To illustrate their point, consider from one of the research participants: “Running a small farm, taking care of kids and managing jobs is really tough. Every week, we have to plan everything: meals, work schedules, kids’ activities, farm tasks and more. On top of that, we need to find babysitters. It’s a lot to handle, and it leaves us feeling tired and worn out.”

So what kind of external child care do farm families utilize when they can? Perhaps unsurprisingly, they rely heavily on caregivers, an option taken by nearly two-thirds of families who use any non-parental care. That said, a solid 42% of those families also reported using some form of paid provider, whether an occasional babysitter or a slot in a family child care program or child care center. Availability and cost continue to be a challenge for many.

All of this goes to show that farm families need a version of what all families need: good, affordable (ideally free) child care options, including direct support for trusted caregivers like FFNs as well as parents themselves. Hopefully, understanding child care’s impact on farmers will help open the eyes of recalcitrant politicians. As Becot said about the study from Penn State, “the implication here is that child care not only impacts farm success for the families, but food availability for all.”

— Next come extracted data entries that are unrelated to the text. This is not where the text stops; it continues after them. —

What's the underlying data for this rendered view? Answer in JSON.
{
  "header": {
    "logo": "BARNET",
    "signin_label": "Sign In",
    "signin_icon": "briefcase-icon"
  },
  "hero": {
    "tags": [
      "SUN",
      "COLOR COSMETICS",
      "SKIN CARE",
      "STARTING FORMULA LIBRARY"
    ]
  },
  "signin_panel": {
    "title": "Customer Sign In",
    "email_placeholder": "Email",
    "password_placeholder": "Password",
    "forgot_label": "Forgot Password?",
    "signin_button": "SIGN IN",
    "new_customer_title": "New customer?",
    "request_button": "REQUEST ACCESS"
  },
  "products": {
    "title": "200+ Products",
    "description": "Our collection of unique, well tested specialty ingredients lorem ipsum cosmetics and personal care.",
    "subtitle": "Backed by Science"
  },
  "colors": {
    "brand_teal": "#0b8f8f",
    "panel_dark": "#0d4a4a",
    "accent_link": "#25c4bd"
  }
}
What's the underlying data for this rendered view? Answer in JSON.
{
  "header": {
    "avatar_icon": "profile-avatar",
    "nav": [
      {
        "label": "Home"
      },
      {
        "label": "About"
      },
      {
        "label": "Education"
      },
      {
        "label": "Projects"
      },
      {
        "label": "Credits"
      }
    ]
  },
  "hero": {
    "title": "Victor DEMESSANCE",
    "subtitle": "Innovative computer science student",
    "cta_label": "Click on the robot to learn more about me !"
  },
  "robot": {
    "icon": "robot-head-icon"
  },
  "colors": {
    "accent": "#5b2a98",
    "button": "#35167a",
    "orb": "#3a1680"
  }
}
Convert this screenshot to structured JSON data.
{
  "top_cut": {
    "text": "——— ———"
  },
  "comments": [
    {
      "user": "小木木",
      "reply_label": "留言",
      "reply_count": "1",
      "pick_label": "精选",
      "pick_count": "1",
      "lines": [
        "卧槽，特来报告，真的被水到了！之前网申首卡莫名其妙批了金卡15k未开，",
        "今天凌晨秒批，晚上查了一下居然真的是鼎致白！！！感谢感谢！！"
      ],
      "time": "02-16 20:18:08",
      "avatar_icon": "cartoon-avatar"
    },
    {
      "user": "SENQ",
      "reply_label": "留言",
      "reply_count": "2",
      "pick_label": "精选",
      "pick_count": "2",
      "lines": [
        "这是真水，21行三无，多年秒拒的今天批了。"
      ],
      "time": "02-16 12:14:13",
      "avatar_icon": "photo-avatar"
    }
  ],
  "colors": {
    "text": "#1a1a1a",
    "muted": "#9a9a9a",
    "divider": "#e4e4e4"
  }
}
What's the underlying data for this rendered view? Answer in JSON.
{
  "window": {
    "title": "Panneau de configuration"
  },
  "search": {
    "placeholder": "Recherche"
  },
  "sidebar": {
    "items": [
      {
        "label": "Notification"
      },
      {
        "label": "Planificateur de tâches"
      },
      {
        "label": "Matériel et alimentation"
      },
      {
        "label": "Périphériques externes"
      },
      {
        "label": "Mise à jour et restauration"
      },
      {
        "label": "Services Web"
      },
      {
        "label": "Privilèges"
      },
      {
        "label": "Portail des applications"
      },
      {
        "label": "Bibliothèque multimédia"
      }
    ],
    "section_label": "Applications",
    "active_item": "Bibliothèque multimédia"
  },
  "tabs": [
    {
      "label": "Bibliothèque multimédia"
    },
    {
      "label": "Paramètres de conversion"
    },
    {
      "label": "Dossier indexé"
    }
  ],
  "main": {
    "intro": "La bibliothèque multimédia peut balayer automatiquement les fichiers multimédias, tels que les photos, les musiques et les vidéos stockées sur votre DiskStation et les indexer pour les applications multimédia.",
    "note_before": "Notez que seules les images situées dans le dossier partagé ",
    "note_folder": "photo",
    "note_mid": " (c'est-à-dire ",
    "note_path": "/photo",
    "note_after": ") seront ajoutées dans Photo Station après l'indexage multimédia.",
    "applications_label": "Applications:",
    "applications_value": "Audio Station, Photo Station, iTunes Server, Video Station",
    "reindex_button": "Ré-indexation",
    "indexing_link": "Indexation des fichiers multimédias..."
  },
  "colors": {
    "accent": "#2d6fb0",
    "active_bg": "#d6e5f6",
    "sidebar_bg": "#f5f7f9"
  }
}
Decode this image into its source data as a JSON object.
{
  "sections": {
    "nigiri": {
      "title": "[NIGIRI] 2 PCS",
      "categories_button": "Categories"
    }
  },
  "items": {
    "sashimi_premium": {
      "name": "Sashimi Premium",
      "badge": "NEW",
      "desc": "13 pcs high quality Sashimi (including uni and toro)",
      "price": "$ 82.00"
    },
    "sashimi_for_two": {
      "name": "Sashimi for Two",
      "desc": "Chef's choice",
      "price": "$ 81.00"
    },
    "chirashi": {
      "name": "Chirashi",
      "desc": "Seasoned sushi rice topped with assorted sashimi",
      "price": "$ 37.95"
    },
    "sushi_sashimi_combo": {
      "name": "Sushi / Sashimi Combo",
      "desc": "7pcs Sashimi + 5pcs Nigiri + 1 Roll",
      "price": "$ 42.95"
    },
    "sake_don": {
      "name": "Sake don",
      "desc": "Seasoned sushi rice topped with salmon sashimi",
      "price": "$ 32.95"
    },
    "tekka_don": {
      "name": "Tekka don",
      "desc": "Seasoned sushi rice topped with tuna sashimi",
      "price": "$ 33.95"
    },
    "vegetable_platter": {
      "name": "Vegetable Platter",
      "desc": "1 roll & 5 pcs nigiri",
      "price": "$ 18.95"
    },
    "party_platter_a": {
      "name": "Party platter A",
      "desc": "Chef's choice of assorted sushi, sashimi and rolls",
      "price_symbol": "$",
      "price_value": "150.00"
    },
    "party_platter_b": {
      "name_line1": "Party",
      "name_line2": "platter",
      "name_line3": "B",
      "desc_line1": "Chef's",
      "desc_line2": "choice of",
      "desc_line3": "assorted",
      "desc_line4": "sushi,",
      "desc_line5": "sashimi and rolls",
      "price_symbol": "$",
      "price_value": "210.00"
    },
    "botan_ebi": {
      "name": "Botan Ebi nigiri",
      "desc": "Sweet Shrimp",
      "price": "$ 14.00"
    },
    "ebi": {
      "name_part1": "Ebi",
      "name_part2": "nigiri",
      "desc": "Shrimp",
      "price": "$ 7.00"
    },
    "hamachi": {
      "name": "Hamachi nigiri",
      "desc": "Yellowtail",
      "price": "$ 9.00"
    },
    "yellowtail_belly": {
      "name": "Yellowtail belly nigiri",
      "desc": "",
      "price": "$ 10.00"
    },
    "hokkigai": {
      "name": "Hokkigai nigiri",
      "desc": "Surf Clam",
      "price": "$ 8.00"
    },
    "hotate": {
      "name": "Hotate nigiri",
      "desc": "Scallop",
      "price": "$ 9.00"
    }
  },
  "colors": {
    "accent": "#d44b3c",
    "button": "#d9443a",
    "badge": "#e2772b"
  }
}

While there is a unique legislative avenue available to help farm families—the Farm Bill, which is ostensibly supposed to be passed this year—getting farmers (and their Congressional representatives) behind a comprehensive approach holds the most promise for a sustainable solution. With such a child care system in place, farm families will be healthier, and the nation will be more prosperous and secure.

It was Dwight Eisenhower who quipped, “Farming looks mighty easy when your plow is a pencil, and you’re a thousand miles from a corn field.” I might add, it also looks mighty easy when you’re not the family trying to run a farm in a nation without a decent child care system.